Ristiawan menjelaskan bahwa cukai hasil tembakau merupakan salah satu sumber penerimaan negara yang memiliki kontribusi besar terhadap pembiayaan pembangunan nasional. Karena itu, peredaran rokok ilegal tidak hanya melanggar hukum, tetapi juga berpotensi mengurangi kemampuan negara dalam membiayai berbagai program pelayanan publik.
“Rokok ilegal menyebabkan potensi penerimaan negara dari sektor cukai tidak dapat dipungut secara optimal. Padahal penerimaan tersebut kembali digunakan untuk mendukung pembangunan dan berbagai program yang manfaatnya dirasakan langsung oleh masyarakat,” ujarnya.
Menurutnya, masih banyak masyarakat yang belum memahami perbedaan antara rokok legal dan ilegal. Oleh sebab itu, edukasi yang dilakukan secara berkelanjutan menjadi langkah penting untuk meningkatkan partisipasi masyarakat dalam upaya pencegahan.
Di tempat sama, Dayinta Rifka menjelaskan, rokok ilegal umumnya memiliki beberapa karakteristik, seperti tidak dilekati pita cukai, menggunakan pita cukai palsu, menggunakan pita cukai bekas, atau menggunakan pita cukai yang tidak sesuai dengan peruntukannya.
“Kami mengajak masyarakat untuk lebih teliti sebelum membeli produk hasil tembakau. Dengan mengenali ciri-ciri rokok ilegal, masyarakat turut berkontribusi dalam menjaga penerimaan negara dan menciptakan iklim usaha yang sehat,” katanya.
Isu peredaran rokok ilegal tidak hanya berkaitan dengan aspek penerimaan negara, tetapi juga menyangkut keadilan bagi pelaku usaha yang telah memenuhi kewajibannya membayar cukai. Produk ilegal yang dijual dengan harga lebih murah berpotensi menciptakan persaingan usaha yang tidak sehat di pasaran.
Karena itu, sinergi antara pemerintah pusat, pemerintah daerah, aparat penegak hukum, pelaku usaha, dan masyarakat menjadi faktor penting dalam menekan peredaran barang kena cukai ilegal.
Sementara itu, Kepala Bidang Penegakan Perda Satpol PP Kabupaten Sukabumi, Ujang Soleh, menegaskan bahwa pemerintah daerah terus mendukung langkah Bea Cukai dalam mengoptimalkan pengawasan dan edukasi kepada masyarakat melalui pemanfaatan Dana Bagi Hasil Cukai Hasil Tembakau (DBHCHT).
Menurutnya, pendekatan edukatif menjadi salah satu strategi efektif untuk membangun kesadaran masyarakat agar tidak membeli maupun memperdagangkan rokok ilegal.
“Kami terus bersinergi dengan Bea Cukai Bogor dalam melaksanakan sosialisasi, operasi lapangan, dan berbagai kegiatan edukasi lainnya.
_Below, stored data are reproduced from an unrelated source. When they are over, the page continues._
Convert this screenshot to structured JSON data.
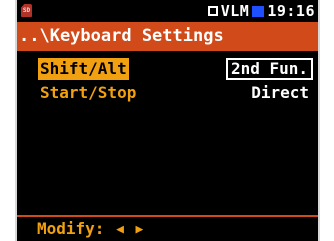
{
  "status": {
    "sd_icon": "sd-card-icon",
    "mode_icon": "square-mode-icon",
    "mode_text": "VLM",
    "battery_icon": "battery-icon",
    "time": "19:16"
  },
  "title": "..\\Keyboard Settings",
  "settings": [
    {
      "label": "Shift/Alt",
      "value": "2nd Fun.",
      "selected": true
    },
    {
      "label": "Start/Stop",
      "value": "Direct",
      "selected": false
    }
  ],
  "footer": {
    "label": "Modify:",
    "left_arrow": "◀",
    "right_arrow": "▶"
  },
  "colors": {
    "accent": "#d04a1a",
    "highlight": "#f0a010",
    "battery": "#1e50ff",
    "background": "#000000"
  }
}
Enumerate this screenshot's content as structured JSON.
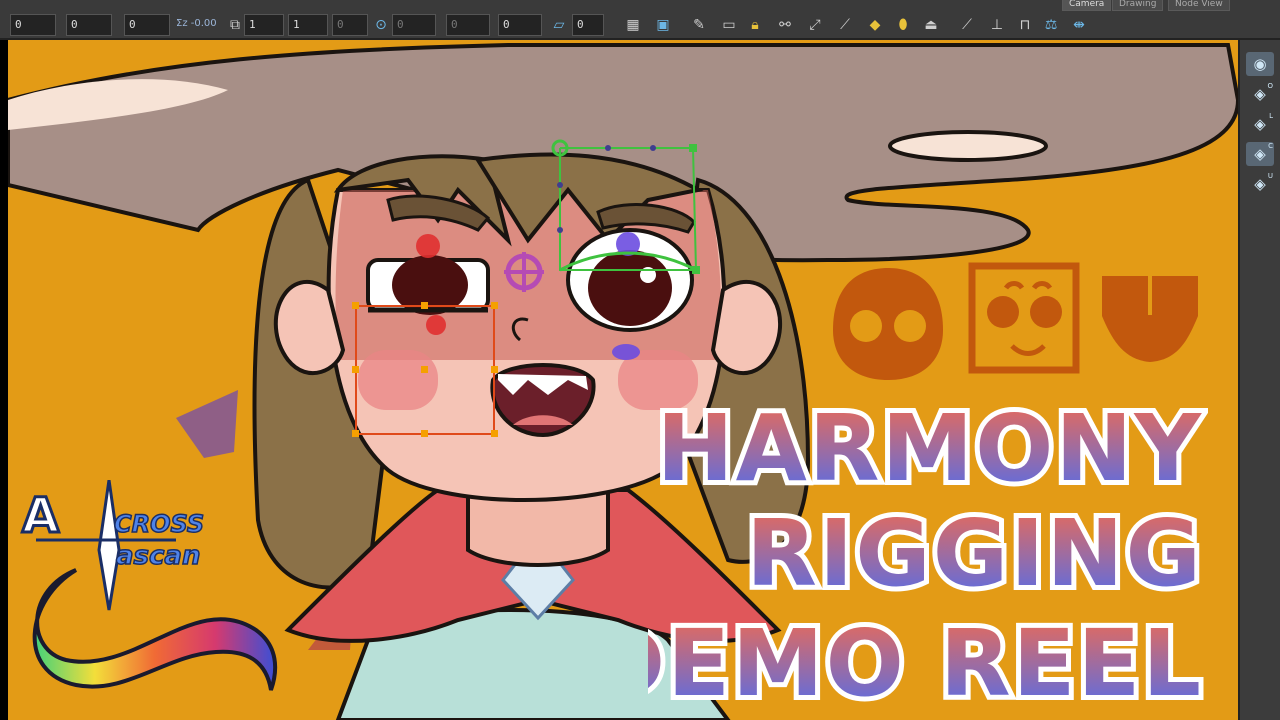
{
  "toolbar": {
    "fields": [
      "0",
      "0",
      "0",
      "1",
      "1",
      "0",
      "0"
    ],
    "dim_fields": [
      "0",
      "0",
      "0"
    ],
    "scale_label": "-0.00",
    "view_tabs": [
      "Camera",
      "Drawing",
      "Node View"
    ]
  },
  "icons": [
    "grid-icon",
    "tool-icon",
    "pencil-icon",
    "lock-icon",
    "padlock-icon",
    "link-icon",
    "transform-icon",
    "camera-icon",
    "eraser-icon",
    "bell-icon",
    "paint-bucket-icon",
    "tilt-icon",
    "balance-icon",
    "scale-icon"
  ],
  "rail": [
    {
      "name": "eye-view-button",
      "glyph": "◉",
      "sup": ""
    },
    {
      "name": "layer-o-button",
      "glyph": "◈",
      "sup": "O"
    },
    {
      "name": "layer-l-button",
      "glyph": "◈",
      "sup": "L"
    },
    {
      "name": "layer-c-button",
      "glyph": "◈",
      "sup": "C"
    },
    {
      "name": "layer-u-button",
      "glyph": "◈",
      "sup": "U"
    }
  ],
  "title": {
    "line1": "HARMONY",
    "line2": "RIGGING",
    "line3": "DEMO REEL",
    "gradient_top": "#f26a4f",
    "gradient_bottom": "#4d6df0"
  },
  "logo": {
    "text_top": "CROSS",
    "text_bottom": "ascan",
    "initial": "A"
  },
  "colors": {
    "background": "#e39b16",
    "hat": "#a78f87",
    "skin": "#f5c4b6",
    "hair": "#8b7148",
    "cape": "#e0575a",
    "shirt": "#b8e0d8"
  }
}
Tujuannya agar masyarakat semakin memahami dampak negatif peredaran rokok ilegal serta berperan aktif dalam memberikan informasi apabila menemukan indikasi pelanggaran,” kata Ujang.
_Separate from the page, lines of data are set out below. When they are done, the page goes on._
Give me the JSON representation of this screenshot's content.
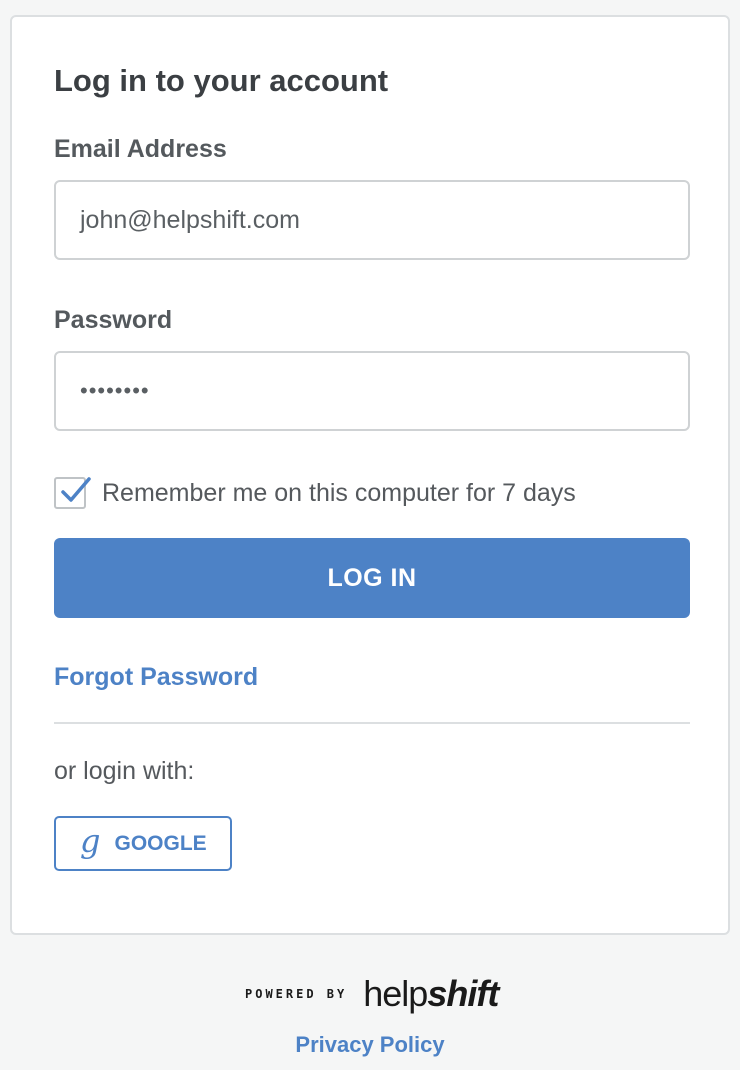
{
  "login": {
    "title": "Log in to your account",
    "email_label": "Email Address",
    "email_value": "john@helpshift.com",
    "password_label": "Password",
    "password_value": "••••••••",
    "remember_label": "Remember me on this computer for 7 days",
    "remember_checked": true,
    "login_button": "LOG IN",
    "forgot_link": "Forgot Password",
    "or_text": "or login with:",
    "google_icon": "g",
    "google_button": "GOOGLE"
  },
  "footer": {
    "powered_by": "POWERED BY",
    "brand_thin": "help",
    "brand_bold": "shift",
    "privacy_link": "Privacy Policy"
  },
  "colors": {
    "accent": "#4d82c6",
    "background": "#f5f6f6",
    "card": "#ffffff",
    "border": "#dcdfe1"
  }
}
Ia menambahkan bahwa keberhasilan pemberantasan rokok ilegal tidak dapat hanya mengandalkan aparat penegak hukum, melainkan membutuhkan dukungan seluruh elemen masyarakat.
“Kami berharap masyarakat menjadi bagian dari pengawasan bersama. Semakin tinggi kesadaran publik terhadap bahaya rokok ilegal, maka upaya menjaga penerimaan negara dan menciptakan kepatuhan terhadap peraturan akan semakin efektif,” ujarnya.